Tuesday, 23 June 2015

Asynchronous Cloud bootstrapping with Terraform, Cloud-Init & Puppet


Asynchronous Cloud bootstrapping with Terraform, Cloud-Init & Puppet

How does your organisation deploy cloud environments? Is it completely automated? Is it completely "Infrastructure as Code"?

Working with OpenCredo clients, I've noticed that even if you are one of the few organisations that can boast 'Infrastructure as Code', perhaps it's only true of your VMs, and likely you have 'bootstrap problems'. What I mean by this, is that you require some cloud-infrastructure to already be in place before your VM automation can go to work.

I've seen a lot of AWS (Openstack, Google Compute too ) environments where objects like VPCs, subnets, routing etc. is all put in by hand - or maybe with some static scripts. A little beachhead manually deployed inside your cloud-provider, all before the VMs are spun up and provisioned automagically by your tools.

Wouldn't it be better if your Cloud networking and associated configuration was deployed at the same time, and dynamically linked to the VMs being provisioned?

Even better - what if scaling out everything across A-Zs, or changing machine types across your estate was just a configuration parameter? How about a second copy of everything for DR or staging?

Zero-to-cloud in one key press.

It's been possible to do this for a while. A few options include.
  • Amazon Cloud Formation - useful, but locks you in to AWS
  • Fog - very powerful, but tough to use, every Cloud provider interface has it's own idiosyncrasies. eg. AWS' eventual consistency!
  • Low level cloud cli tools eg. aws-cli, gcloud-cli - results tend to be very deployment-specific - hard to re-use the scripts for new environments.
  • Proprietary eg. Rightscale

Terraform

Terraform is the tool I've been waiting for for years. It's only been going a year or so, but has come along leaps and bounds in the last 6 months, and as ever, Hashicorp are very responsive on Github to feature requests, bugs and pull requests.

It has the ability to do complete cloud-infrastructure creation, and through it's DSL link the various components together programatically.

This definition of useful parts of cloud-infrastructure can be defined as a module, with parameterised inputs - and used again and again in different deployments, in combination with other modules.

Why is this powerful? A full worked example of Terraform using these capabilities would be a set of  blog posts by themselves, but using AWS as an example, let's look at an overview of what you could do:

Management module - Define a VPC, subnet, NAT box, appropriate routing, security groups,  and a Puppetmaster.

Front-end web-server module - Define a tier of 5 front-end webservers in their own subnet - link them dynamically to a public ELB.
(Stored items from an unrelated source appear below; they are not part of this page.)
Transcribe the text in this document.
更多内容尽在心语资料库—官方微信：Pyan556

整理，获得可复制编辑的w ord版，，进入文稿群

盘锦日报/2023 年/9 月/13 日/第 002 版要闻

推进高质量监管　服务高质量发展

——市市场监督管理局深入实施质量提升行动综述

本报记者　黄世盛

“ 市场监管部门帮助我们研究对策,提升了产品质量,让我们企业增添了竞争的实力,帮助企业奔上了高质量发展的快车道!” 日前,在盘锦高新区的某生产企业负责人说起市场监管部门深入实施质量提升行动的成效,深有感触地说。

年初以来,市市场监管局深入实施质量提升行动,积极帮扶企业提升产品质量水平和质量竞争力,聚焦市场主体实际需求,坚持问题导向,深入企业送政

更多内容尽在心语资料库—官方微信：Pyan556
Middleware web-server module - Define a tier of 5 messaging brokers and 5 custom middleware servers - link them to an ELB

DB layer module - Define a tier of 5 MongoDB servers

All modules -  Automatically create DNS records for all infrastructure. Consume security groups from the Management module. Parameterise the module input to create this across A-Zs on demand, including sizing and server numbers.

The Terraform code that calls these modules can pass details between them, so for instance an ELB in one module can be made aware of an instance ID created in another module.
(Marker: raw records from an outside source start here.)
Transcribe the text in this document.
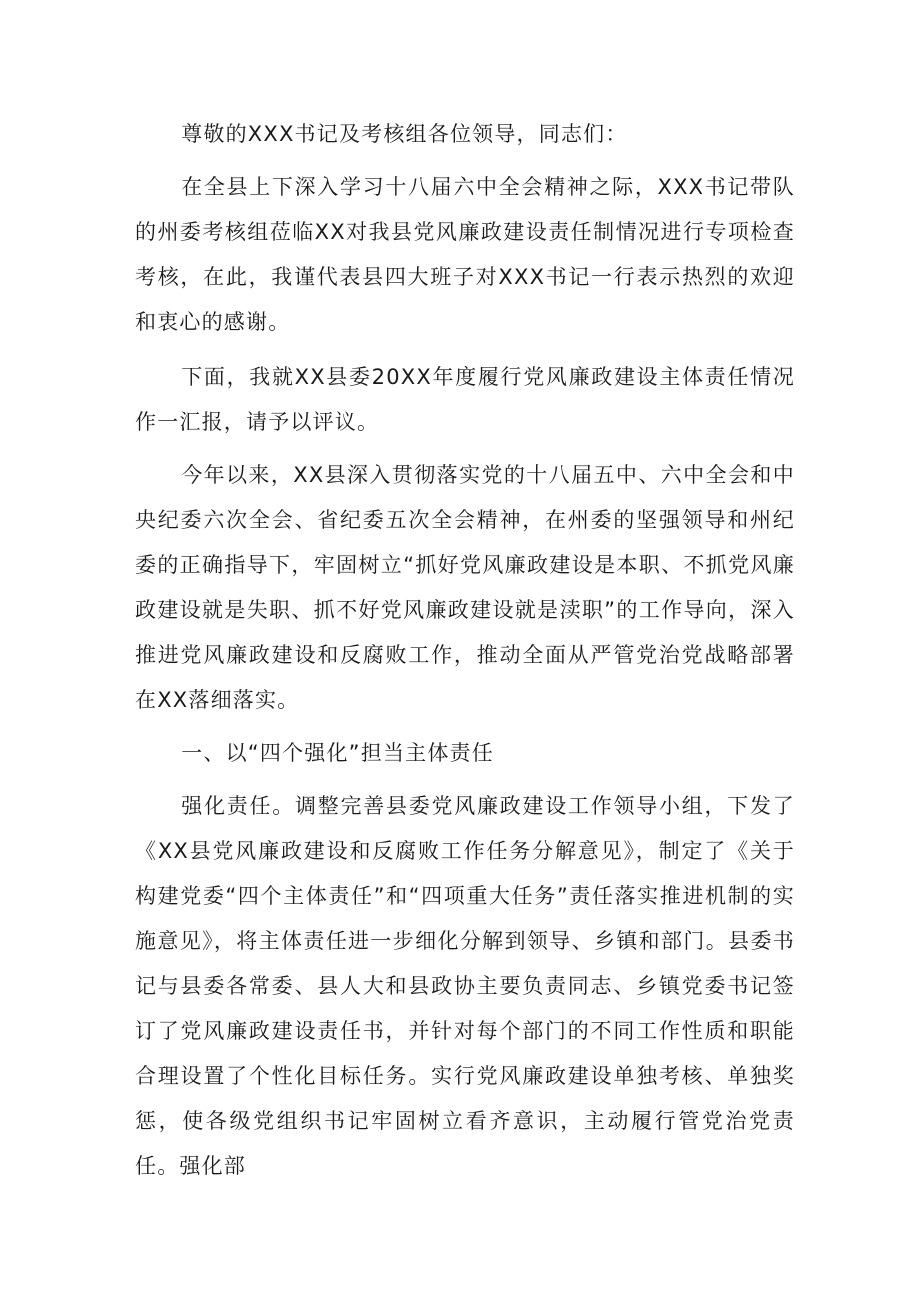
尊敬的XXX书记及考核组各位领导，同志们：

在全县上下深入学习十八届六中全会精神之际，XXX书记带队的州委考核组莅临XX对我县党风廉政建设责任制情况进行专项检查考核，在此，我谨代表县四大班子对XXX书记一行表示热烈的欢迎和衷心的感谢。

下面，我就XX县委20XX年度履行党风廉政建设主体责任情况作一汇报，请予以评议。

今年以来，XX县深入贯彻落实党的十八届五中、六中全会和中央纪委六次全会、省纪委五次全会精神，在州委的坚强领导和州纪委的正确指导下，牢固树立“抓好党风廉政建设是本职、不抓党风廉政建设就是失职、抓不好党风廉政建设就是渎职”的工作导向，深入推进党风廉政建设和反腐败工作，推动全面从严管党治党战略部署在XX落细落实。

一、以“四个强化”担当主体责任

强化责任。调整完善县委党风廉政建设工作领导小组，下发了《XX县党风廉政建设和反腐败工作任务分解意见》，制定了《关于构建党委“四个主体责任”和“四项重大任务”责任落实推进机制的实施意见》，将主体责任进一步细化分解到领导、乡镇和部门。县委书记与县委各常委、县人大和县政协主要负责同志、乡镇党委书记签订了党风廉政建设责任书，并针对每个部门的不同工作性质和职能合理设置了个性化目标任务。实行党风廉政建设单独考核、单独奖惩，使各级党组织书记牢固树立看齐意识，主动履行管党治党责任。强化部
Now we have modules that can be sized, re-used and linked-together as appropriate, we can define environments using them. The same provisioning code can be used in Test, Staging and Production - with suitable input parameters.

Cloud-Init

While Terraform can directly call hooks for provisioning tools, ( eg. Puppet or Chef. ) usually the VMs it creates are in private networks, not accessible from the internet, or the machine running Terraform.
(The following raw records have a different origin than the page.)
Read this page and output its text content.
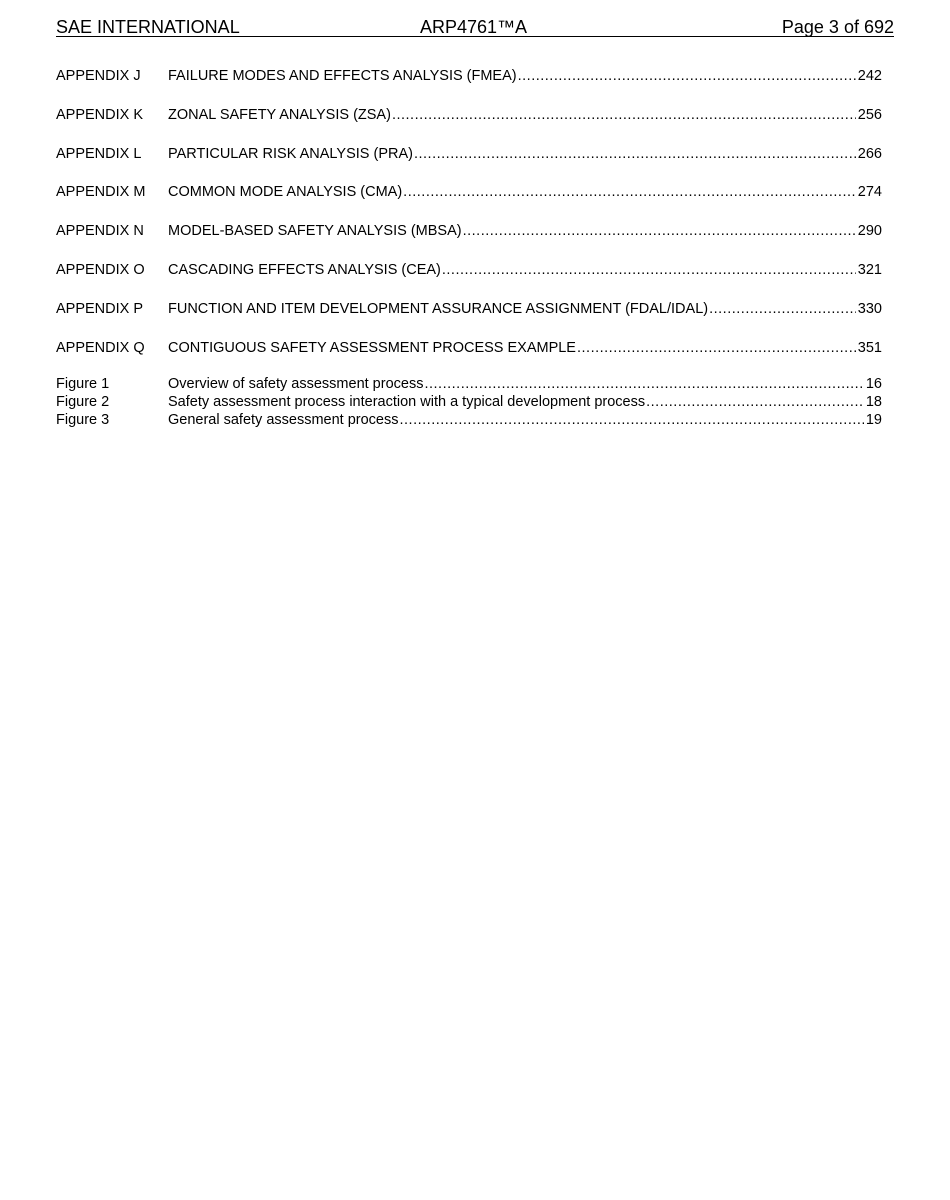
SAE INTERNATIONAL	ARP4761™A	Page 3 of 692
APPENDIX J	FAILURE MODES AND EFFECTS ANALYSIS (FMEA) .....	242
APPENDIX K	ZONAL SAFETY ANALYSIS (ZSA) .....	256
APPENDIX L	PARTICULAR RISK ANALYSIS (PRA) .....	266
APPENDIX M	COMMON MODE ANALYSIS (CMA) .....	274
APPENDIX N	MODEL-BASED SAFETY ANALYSIS (MBSA) .....	290
APPENDIX O	CASCADING EFFECTS ANALYSIS (CEA) .....	321
APPENDIX P	FUNCTION AND ITEM DEVELOPMENT ASSURANCE ASSIGNMENT (FDAL/IDAL) .....	330
APPENDIX Q	CONTIGUOUS SAFETY ASSESSMENT PROCESS EXAMPLE .....	351
Figure 1	Overview of safety assessment process .....	16
Figure 2	Safety assessment process interaction with a typical development process .....	18
Figure 3	General safety assessment process .....	19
The problem becomes, how to pass data to VMs for use in initial bootstrapping, where you can't contact the VMs themselves?

Cloud-Init uses Instance Metadata ( a free-form text field associated with a VM), retrieved over a private internal cloud API, to do first-boot configuration. Most cloud providers have this metadata concept, including Openstack and Google Compute.

Examples of templated information passed from Terraform to Cloud-Init via instance metadata:
eg.
What's my hostname ?
Find, format, mount secondary disks.
Where is my config management service?

It's important to note that Cloud-Init is not a configuration management tool - here it's merely a thin shim between Terraform and proper configuration management.

Puppet

Why Puppet? 

It's true there are a few other tools we could substitute here, but the important thing is to have a 'pull' based deployment model.

Why is this necessary?

As mentioned before, we cannot directly contact the VMs being spun up in private networks, a pull-based model allows the VMs themselves to pull their configuration when they're ready.

We could do master-less puppet, with each VM doing a Github checkout of puppet-code, and locally applying it, but this relies on external code repositories, and puts a full copy of secrets on each VM, both are security risks.

Self contained, Fire and Forget

Cloud deployments made using this stack of tools are truly self contained, fire-and-forget.

The only connectivity requirement the provisioning user/service needs is to the Cloud Provider API.

Run Terraform, wait for it to complete in a few minutes - then the asynchronous provisioning takes over as the VMs boot to bring your infrastructure into service.